+1  A: 

The height of the recursion tree depends on the recursive algorithm in question. Not all divide and conquer algorithms have uniformed height trees, just as not all tree structures have uniform heights. If you cannot determine the maximum possible height of the algorithm, or if you need to calculate the actual height of the tree at run time, you can use a variable global to the recursive function, increment it upon the entry to the function, and decrement it upon the function exit. This variable will indicate the current level of the recursive procedure. If necessary, you can maintain the maximum value of this variable in a second variable.

xpda
A: 

Firstly, if this is a homework question, please mark it as such. The images you link to imply that you're in CS 455, with Professor Wisman. :)
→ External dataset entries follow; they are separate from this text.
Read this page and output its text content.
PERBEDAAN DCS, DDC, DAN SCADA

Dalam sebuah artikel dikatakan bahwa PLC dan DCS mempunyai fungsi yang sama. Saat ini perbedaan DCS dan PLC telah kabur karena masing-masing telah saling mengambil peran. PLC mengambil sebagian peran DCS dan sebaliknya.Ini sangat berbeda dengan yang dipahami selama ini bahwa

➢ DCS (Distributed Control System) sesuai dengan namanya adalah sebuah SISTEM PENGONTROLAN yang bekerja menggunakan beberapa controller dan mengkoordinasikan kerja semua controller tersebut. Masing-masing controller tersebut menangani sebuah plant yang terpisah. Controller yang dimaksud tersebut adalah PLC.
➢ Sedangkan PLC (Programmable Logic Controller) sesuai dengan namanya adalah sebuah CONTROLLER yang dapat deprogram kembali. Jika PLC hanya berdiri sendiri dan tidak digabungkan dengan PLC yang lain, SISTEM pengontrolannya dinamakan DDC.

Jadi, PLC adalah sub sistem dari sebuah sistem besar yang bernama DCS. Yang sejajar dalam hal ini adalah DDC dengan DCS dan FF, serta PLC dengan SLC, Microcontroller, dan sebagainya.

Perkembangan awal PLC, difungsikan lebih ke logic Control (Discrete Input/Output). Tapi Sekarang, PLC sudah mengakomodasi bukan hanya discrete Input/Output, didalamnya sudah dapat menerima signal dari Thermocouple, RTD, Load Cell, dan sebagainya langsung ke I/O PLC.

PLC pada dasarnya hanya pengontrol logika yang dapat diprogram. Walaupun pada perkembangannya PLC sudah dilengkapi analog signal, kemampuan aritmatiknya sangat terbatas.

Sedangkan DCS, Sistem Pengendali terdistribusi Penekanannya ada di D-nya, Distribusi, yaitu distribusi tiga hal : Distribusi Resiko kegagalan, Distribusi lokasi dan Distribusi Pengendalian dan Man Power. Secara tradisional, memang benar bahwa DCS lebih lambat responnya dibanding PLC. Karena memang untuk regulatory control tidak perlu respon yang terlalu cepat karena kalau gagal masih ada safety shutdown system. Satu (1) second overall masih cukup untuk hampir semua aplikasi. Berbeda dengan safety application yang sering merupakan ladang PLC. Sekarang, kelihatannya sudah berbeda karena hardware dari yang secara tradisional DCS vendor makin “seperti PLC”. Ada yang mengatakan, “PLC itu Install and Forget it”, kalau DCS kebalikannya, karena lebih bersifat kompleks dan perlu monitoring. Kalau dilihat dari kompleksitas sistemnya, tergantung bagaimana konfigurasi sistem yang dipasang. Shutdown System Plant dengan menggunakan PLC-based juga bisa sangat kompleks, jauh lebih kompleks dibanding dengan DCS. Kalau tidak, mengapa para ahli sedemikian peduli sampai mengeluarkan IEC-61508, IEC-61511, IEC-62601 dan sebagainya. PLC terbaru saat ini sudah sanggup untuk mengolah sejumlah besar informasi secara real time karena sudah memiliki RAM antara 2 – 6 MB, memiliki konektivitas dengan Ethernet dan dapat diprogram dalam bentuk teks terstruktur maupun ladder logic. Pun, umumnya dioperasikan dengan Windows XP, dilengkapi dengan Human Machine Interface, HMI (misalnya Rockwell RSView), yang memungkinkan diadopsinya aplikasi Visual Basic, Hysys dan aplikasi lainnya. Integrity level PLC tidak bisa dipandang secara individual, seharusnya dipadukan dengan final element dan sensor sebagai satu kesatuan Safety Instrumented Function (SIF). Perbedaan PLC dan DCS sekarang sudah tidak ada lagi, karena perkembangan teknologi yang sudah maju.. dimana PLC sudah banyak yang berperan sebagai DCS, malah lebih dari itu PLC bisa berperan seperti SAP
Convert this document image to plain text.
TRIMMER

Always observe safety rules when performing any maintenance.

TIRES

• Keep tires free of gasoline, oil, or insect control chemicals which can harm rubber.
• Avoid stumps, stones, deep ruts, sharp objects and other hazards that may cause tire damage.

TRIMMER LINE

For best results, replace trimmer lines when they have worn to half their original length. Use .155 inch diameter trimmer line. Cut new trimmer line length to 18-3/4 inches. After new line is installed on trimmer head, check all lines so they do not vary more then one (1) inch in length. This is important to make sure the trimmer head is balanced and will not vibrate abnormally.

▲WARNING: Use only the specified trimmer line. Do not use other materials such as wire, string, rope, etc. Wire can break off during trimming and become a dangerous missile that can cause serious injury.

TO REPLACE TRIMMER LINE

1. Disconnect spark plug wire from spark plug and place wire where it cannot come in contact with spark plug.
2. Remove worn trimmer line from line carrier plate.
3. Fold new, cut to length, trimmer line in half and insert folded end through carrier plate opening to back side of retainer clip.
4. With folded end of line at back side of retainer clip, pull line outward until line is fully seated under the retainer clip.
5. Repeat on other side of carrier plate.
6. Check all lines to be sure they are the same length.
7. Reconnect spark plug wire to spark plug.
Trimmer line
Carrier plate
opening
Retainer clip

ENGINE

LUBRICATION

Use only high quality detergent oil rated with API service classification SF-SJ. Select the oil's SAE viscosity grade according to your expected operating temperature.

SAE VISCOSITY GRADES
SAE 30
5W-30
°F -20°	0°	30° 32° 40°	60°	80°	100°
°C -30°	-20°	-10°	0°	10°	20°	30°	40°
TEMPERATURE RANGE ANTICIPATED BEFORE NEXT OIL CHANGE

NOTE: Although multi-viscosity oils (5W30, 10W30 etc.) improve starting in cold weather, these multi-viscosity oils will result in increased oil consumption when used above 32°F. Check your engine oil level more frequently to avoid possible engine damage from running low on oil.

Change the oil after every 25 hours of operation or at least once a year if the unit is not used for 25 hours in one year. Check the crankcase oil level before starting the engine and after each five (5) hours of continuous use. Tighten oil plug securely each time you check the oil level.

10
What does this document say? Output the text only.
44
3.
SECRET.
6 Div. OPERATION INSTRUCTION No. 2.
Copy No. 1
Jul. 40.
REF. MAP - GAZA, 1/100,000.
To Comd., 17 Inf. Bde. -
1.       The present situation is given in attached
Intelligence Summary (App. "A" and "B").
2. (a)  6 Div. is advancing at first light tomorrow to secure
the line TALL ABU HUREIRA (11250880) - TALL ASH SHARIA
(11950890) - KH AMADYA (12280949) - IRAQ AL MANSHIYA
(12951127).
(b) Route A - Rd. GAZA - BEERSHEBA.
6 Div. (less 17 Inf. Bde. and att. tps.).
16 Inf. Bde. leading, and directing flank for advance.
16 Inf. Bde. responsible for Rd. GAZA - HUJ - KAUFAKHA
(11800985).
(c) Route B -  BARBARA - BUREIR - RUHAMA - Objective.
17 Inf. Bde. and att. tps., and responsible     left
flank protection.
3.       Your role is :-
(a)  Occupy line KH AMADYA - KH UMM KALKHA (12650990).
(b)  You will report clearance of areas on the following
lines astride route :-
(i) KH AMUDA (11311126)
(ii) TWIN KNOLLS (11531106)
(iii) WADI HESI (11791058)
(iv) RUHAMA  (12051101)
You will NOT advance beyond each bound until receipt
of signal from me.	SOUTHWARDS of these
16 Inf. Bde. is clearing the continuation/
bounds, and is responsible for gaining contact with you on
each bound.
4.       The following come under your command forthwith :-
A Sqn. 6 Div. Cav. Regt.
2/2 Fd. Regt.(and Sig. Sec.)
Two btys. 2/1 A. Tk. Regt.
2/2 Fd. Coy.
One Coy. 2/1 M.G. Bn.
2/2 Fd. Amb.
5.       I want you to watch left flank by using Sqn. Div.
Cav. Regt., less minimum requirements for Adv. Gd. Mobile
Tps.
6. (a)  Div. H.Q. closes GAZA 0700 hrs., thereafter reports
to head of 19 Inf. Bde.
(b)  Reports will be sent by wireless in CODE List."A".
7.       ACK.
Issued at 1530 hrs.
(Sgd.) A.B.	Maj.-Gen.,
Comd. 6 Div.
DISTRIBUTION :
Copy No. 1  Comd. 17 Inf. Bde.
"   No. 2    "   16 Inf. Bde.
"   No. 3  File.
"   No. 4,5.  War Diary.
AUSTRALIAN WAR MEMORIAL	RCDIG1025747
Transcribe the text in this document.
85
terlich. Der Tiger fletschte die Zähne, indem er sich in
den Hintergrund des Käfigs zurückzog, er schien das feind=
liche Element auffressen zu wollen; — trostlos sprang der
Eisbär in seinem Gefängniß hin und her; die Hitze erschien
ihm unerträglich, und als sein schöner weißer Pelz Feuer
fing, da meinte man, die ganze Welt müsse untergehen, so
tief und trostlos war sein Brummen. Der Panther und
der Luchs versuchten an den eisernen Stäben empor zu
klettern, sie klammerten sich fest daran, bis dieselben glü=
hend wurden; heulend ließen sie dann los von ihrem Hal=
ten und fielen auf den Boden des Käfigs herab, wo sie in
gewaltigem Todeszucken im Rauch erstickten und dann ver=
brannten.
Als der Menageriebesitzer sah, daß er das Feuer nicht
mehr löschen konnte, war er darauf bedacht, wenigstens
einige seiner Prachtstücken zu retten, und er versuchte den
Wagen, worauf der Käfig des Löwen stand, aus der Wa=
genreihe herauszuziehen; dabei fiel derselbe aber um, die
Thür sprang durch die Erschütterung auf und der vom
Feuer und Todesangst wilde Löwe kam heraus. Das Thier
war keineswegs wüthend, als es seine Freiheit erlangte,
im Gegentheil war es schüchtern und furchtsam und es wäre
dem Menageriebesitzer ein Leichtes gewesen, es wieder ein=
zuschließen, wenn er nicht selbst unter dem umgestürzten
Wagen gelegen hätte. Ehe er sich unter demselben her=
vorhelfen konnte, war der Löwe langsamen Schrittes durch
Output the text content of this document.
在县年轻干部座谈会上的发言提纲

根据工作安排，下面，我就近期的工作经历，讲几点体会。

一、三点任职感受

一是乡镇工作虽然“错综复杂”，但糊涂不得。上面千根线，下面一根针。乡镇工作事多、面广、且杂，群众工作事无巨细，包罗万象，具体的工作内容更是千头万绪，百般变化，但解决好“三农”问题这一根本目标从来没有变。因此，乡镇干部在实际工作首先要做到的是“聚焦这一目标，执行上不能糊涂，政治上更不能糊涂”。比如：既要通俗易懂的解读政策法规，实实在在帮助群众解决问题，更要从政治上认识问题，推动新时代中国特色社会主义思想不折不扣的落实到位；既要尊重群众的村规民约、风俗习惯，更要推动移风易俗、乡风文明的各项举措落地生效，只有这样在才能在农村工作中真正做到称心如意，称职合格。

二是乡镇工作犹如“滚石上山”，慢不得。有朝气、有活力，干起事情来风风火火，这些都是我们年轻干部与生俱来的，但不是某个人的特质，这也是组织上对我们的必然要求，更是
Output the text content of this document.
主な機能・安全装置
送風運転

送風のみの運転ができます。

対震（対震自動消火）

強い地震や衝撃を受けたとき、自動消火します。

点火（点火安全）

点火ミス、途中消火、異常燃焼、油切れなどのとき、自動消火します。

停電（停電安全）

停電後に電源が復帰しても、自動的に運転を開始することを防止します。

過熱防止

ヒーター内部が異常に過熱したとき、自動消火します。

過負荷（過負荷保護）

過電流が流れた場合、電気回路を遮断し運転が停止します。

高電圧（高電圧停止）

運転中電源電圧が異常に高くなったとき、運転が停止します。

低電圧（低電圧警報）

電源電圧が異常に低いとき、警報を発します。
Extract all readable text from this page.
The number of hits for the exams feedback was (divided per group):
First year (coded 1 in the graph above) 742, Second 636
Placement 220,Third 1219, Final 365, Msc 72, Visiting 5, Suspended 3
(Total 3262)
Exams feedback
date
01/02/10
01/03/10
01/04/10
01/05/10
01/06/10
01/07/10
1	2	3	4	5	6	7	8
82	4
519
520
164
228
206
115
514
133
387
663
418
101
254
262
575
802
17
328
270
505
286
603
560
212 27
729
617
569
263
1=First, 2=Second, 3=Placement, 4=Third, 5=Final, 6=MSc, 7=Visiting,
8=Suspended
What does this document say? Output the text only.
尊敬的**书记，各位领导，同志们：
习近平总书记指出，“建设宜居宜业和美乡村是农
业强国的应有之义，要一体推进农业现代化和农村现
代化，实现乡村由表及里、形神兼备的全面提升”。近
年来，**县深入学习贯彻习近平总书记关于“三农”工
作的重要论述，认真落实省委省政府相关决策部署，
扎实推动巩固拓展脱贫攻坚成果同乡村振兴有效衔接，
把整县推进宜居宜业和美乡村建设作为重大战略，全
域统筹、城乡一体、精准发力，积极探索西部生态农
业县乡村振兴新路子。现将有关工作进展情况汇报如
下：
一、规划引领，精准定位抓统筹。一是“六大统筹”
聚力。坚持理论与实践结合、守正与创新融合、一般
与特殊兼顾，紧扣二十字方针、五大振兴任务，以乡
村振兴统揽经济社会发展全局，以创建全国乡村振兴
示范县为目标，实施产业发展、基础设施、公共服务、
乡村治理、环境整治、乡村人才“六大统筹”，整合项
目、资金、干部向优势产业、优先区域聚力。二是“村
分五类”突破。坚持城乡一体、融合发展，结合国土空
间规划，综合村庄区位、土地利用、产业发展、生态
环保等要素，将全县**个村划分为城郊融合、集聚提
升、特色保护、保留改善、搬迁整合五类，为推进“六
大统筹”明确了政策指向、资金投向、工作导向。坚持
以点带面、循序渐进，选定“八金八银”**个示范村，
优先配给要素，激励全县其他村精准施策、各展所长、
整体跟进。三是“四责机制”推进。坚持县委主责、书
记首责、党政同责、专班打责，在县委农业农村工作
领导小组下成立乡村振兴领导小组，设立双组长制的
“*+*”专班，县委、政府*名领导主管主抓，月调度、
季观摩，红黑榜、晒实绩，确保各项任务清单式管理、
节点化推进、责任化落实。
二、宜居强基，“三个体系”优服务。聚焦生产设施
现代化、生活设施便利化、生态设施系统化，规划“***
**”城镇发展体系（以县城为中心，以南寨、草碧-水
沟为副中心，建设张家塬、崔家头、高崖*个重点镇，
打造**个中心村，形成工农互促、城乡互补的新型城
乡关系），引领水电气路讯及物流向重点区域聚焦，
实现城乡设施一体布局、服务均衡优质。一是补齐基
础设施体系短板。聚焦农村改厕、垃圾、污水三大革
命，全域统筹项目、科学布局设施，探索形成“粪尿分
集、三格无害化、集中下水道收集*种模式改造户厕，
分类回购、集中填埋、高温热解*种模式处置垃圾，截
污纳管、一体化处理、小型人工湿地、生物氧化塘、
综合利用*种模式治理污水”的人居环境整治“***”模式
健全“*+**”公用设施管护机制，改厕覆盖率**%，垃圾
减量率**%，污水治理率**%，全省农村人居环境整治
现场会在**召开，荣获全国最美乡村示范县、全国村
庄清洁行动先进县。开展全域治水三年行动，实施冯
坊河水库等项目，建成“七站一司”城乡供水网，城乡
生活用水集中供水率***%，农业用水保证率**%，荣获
The main hint I'll give is this: The height of the tree is obviously determined by when you get to the "leaves". The leaves of a tree modelling the recurrence relation of a function are the base case. Thus, I would look towards seeing how "quickly" N can shrink to the base case.

Agor
This is not homework :) Personal study. The image I linked to was the most relevant on google images. Should have cleared that up beforehand, sorry!
Chris
Sorry, added the comment too early. Your answer definitely makes sense. However, it is not usually the case that you can follow the leaves all of the way down. Creating the first few branches is trivial. It's from there on that has me a bit confused :)
Chris
A: 

If recurrence is in the form of T(n) = aT(n/b) + f(n) then the depth of the tree is log base b of n.

For example, 2T(n/2) + n recurrence would have tree of depth lg(n) (log base 2 of n).

ejel